The same process is done also for conference's DOI payload.
Manage Duplicates
This task deals with contributions that have been marked as duplicate_of
. For these contributions, a DuplicateContributionData
object is created, which contains information about the contribution to which the current one is a duplicate. This information includes the DOI URL and the dates of reception, revision, acceptance, and issuance.
Write Papers Metadata
This task manages the writing of metadata into the PDF files of the papers.
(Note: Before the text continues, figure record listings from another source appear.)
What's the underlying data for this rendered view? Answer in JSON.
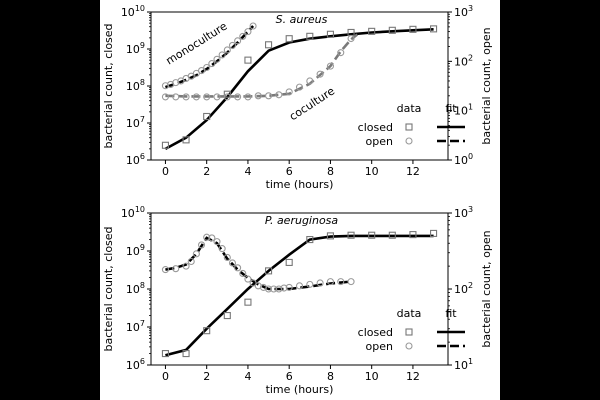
{
  "chart_data": [
    {
      "type": "scatter",
      "title": "S. aureus",
      "xlabel": "time (hours)",
      "ylabel_left": "bacterial count, closed",
      "ylabel_right": "bacterial count, open",
      "xlim": [
        -0.7,
        13.7
      ],
      "xticks": [
        0,
        2,
        4,
        6,
        8,
        10,
        12
      ],
      "ylim_left": [
        1000000,
        10000000000
      ],
      "ylim_right": [
        1,
        1000
      ],
      "yscale": "log",
      "yticks_left": [
        {
          "exp": "6",
          "value": 1000000
        },
        {
          "exp": "7",
          "value": 10000000
        },
        {
          "exp": "8",
          "value": 100000000
        },
        {
          "exp": "9",
          "value": 1000000000
        },
        {
          "exp": "10",
          "value": 10000000000
        }
      ],
      "yticks_right": [
        {
          "exp": "0",
          "value": 1
        },
        {
          "exp": "1",
          "value": 10
        },
        {
          "exp": "2",
          "value": 100
        },
        {
          "exp": "3",
          "value": 1000
        }
      ],
      "annotations": [
        {
          "text": "monoculture",
          "x": 1.6,
          "y": 200
        },
        {
          "text": "coculture",
          "x": 7.2,
          "y": 12
        }
      ],
      "legend": {
        "placement": "bottom-right",
        "data_header": "data",
        "fit_header": "fit",
        "closed_label": "closed",
        "open_label": "open"
      },
      "series": [
        {
          "name": "closed",
          "axis": "left",
          "kind": "data",
          "x": [
            0,
            1,
            2,
            3,
            4,
            5,
            6,
            7,
            8,
            9,
            10,
            11,
            12,
            13
          ],
          "y": [
            2500000,
            3500000,
            15000000,
            60000000,
            500000000,
            1300000000,
            1900000000,
            2200000000,
            2500000000,
            2800000000,
            3000000000,
            3200000000,
            3400000000,
            3500000000
          ]
        },
        {
          "name": "closed",
          "axis": "left",
          "kind": "fit",
          "x": [
            0,
            1,
            2,
            3,
            4,
            5,
            6,
            7,
            8,
            9,
            10,
            11,
            12,
            13
          ],
          "y": [
            2000000,
            4000000,
            12000000,
            50000000,
            250000000,
            900000000,
            1500000000,
            1900000000,
            2200000000,
            2500000000,
            2800000000,
            3000000000,
            3200000000,
            3400000000
          ]
        },
        {
          "name": "open",
          "axis": "right",
          "kind": "data",
          "x": [
            0,
            0.25,
            0.5,
            0.75,
            1,
            1.25,
            1.5,
            1.75,
            2,
            2.25,
            2.5,
            2.75,
            3,
            3.25,
            3.5,
            3.75,
            4,
            4.25
          ],
          "y": [
            32,
            34,
            37,
            40,
            45,
            50,
            57,
            65,
            75,
            90,
            110,
            135,
            170,
            210,
            260,
            320,
            400,
            520
          ]
        },
        {
          "name": "open",
          "axis": "right",
          "kind": "fit",
          "x": [
            0,
            0.5,
            1,
            1.5,
            2,
            2.5,
            3,
            3.5,
            4,
            4.25
          ],
          "y": [
            30,
            35,
            42,
            52,
            70,
            100,
            150,
            240,
            400,
            520
          ]
        },
        {
          "name": "open",
          "axis": "right",
          "kind": "data",
          "x": [
            0,
            0.5,
            1,
            1.5,
            2,
            2.5,
            3,
            3.5,
            4,
            4.5,
            5,
            5.5,
            6,
            6.5,
            7,
            7.5,
            8,
            8.5,
            9
          ],
          "y": [
            19,
            19,
            19,
            19,
            19,
            19,
            19,
            19,
            19,
            20,
            20,
            21,
            24,
            30,
            40,
            55,
            80,
            150,
            290
          ]
        },
        {
          "name": "open",
          "axis": "right",
          "kind": "fit",
          "x": [
            0,
            1,
            2,
            3,
            4,
            5,
            6,
            7,
            8,
            8.5,
            9,
            9.3
          ],
          "y": [
            20,
            19.5,
            19.5,
            19.5,
            19.5,
            20,
            22,
            35,
            80,
            160,
            280,
            350
          ]
        }
      ]
    },
    {
      "type": "scatter",
      "title": "P. aeruginosa",
      "xlabel": "time (hours)",
      "ylabel_left": "bacterial count, closed",
      "ylabel_right": "bacterial count, open",
      "xlim": [
        -0.7,
        13.7
      ],
      "xticks": [
        0,
        2,
        4,
        6,
        8,
        10,
        12
      ],
      "ylim_left": [
        1000000,
        10000000000
      ],
      "ylim_right": [
        10,
        1000
      ],
      "yscale": "log",
      "yticks_left": [
        {
          "exp": "6",
          "value": 1000000
        },
        {
          "exp": "7",
          "value": 10000000
        },
        {
          "exp": "8",
          "value": 100000000
        },
        {
          "exp": "9",
          "value": 1000000000
        },
        {
          "exp": "10",
          "value": 10000000000
        }
      ],
      "yticks_right": [
        {
          "exp": "1",
          "value": 10
        },
        {
          "exp": "2",
          "value": 100
        },
        {
          "exp": "3",
          "value": 1000
        }
      ],
      "legend": {
        "placement": "bottom-right",
        "data_header": "data",
        "fit_header": "fit",
        "closed_label": "closed",
        "open_label": "open"
      },
      "series": [
        {
          "name": "closed",
          "axis": "left",
          "kind": "data",
          "x": [
            0,
            1,
            2,
            3,
            4,
            5,
            6,
            7,
            8,
            9,
            10,
            11,
            12,
            13
          ],
          "y": [
            2000000,
            2000000,
            8000000,
            20000000,
            45000000,
            300000000,
            500000000,
            2000000000,
            2500000000,
            2600000000,
            2600000000,
            2600000000,
            2700000000,
            2900000000
          ]
        },
        {
          "name": "closed",
          "axis": "left",
          "kind": "fit",
          "x": [
            0,
            1,
            2,
            3,
            4,
            5,
            6,
            7,
            8,
            9,
            10,
            11,
            12,
            13
          ],
          "y": [
            1800000,
            2500000,
            9000000,
            30000000,
            100000000,
            300000000,
            800000000,
            2000000000,
            2400000000,
            2500000000,
            2500000000,
            2500000000,
            2500000000,
            2500000000
          ]
        },
        {
          "name": "open",
          "axis": "right",
          "kind": "data",
          "x": [
            0,
            0.5,
            1,
            1.25,
            1.5,
            1.75,
            2,
            2.25,
            2.5,
            2.75,
            3,
            3.25,
            3.5,
            3.75,
            4,
            4.25,
            4.5,
            4.75,
            5,
            5.25,
            5.5,
            5.75,
            6,
            6.5,
            7,
            7.5,
            8,
            8.5,
            9
          ],
          "y": [
            180,
            185,
            200,
            230,
            290,
            380,
            480,
            470,
            420,
            340,
            260,
            220,
            190,
            160,
            135,
            120,
            110,
            105,
            100,
            100,
            100,
            103,
            105,
            110,
            115,
            120,
            125,
            125,
            125
          ]
        },
        {
          "name": "open",
          "axis": "right",
          "kind": "fit",
          "x": [
            0,
            0.5,
            1,
            1.5,
            2,
            2.5,
            3,
            3.5,
            4,
            4.5,
            5,
            5.5,
            6,
            7,
            8,
            9
          ],
          "y": [
            180,
            190,
            210,
            290,
            470,
            400,
            250,
            180,
            140,
            115,
            100,
            100,
            100,
            108,
            118,
            125
          ]
        }
      ]
    }
  ]
}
For each file, a writing task is initiated, with parallel execution.
Additionally, the task is responsible for generating the footers and headers for the pages of each paper.
Generate Contributions Groups
This task is responsible for grouping contributions based on various attributes, including:
- Session
- Classification
- Author
- Institute
- DOI per Institute
- Keyword
These groups serve as indexing modes for contributions on the final website.
Concatenate Contributions Papers
This task is responsible for concatenating the papers to create the following volumes:
- "Proceedings at a Glance," which includes the first pages of all the papers. Each page also serves as a hypertextual link to the respective paper.
- "Proceedings Volume," which includes all the papers of the conference.
Both volumes may have a cover if added through the materials, and a table of contents is generated based on the settings.
To expedite the process, papers are divided into chunks (based on their page numbers) and concatenated in parallel.
The tool used to perform this task is PDFtk.
Generate Site Pages
This task operates in three steps:
-
An instance of
HugoFinalProceedingsPlugin
is created. Starting from the proceeding object, it initializes all the variables needed to generate the static web pages. Additionally, it also initializes thePath
variables pointing to the folders where these pages will be stored. -
The
run_prepare
function actively creates the folders using thePath
variables initialized previously. It then initializes aJinjaTemplateRenderer
object that renders theconfig.toml
andindex.html
files from their respective Jinja templates. -
The
run_build
function generates all other website pages, executing them in parallel to expedite the process.
Upon completion of this phase, all website pages will be found under the var/run/{event_id}_src
folder.
Copy Event PDFs
This task is responsible for copying the PDF files retrieved in one of the previous tasks to the folder var/run/{event_id}_src/static/pdf
. These assets are also necessary to build the final website. The subtasks are as follows:
copy_event_materials
for the materials (excluding the covers).copy_contribution_papers
for the PDFs of the papers.copy_contribution_slides
for the slides of the contributions, but only for the final proceedings event.
Generate Proceedings
Now that all the folders and files are in place, this task can run the command:
bin/hugo --source var/run/{event_id}_src --destination out
--source
instructs Hugo to use the specified folder as the source of the website, where all the generated files are stored.--destination
specifies where Hugo should create the website, which, in this case, is theout
folder.
Link Static Site
This task is responsible for updating the preview of the proceedings website. It achieves this by moving the newly generated website to the site_preview_path
. Once the move is complete, it deletes the website from the old folder to free up space.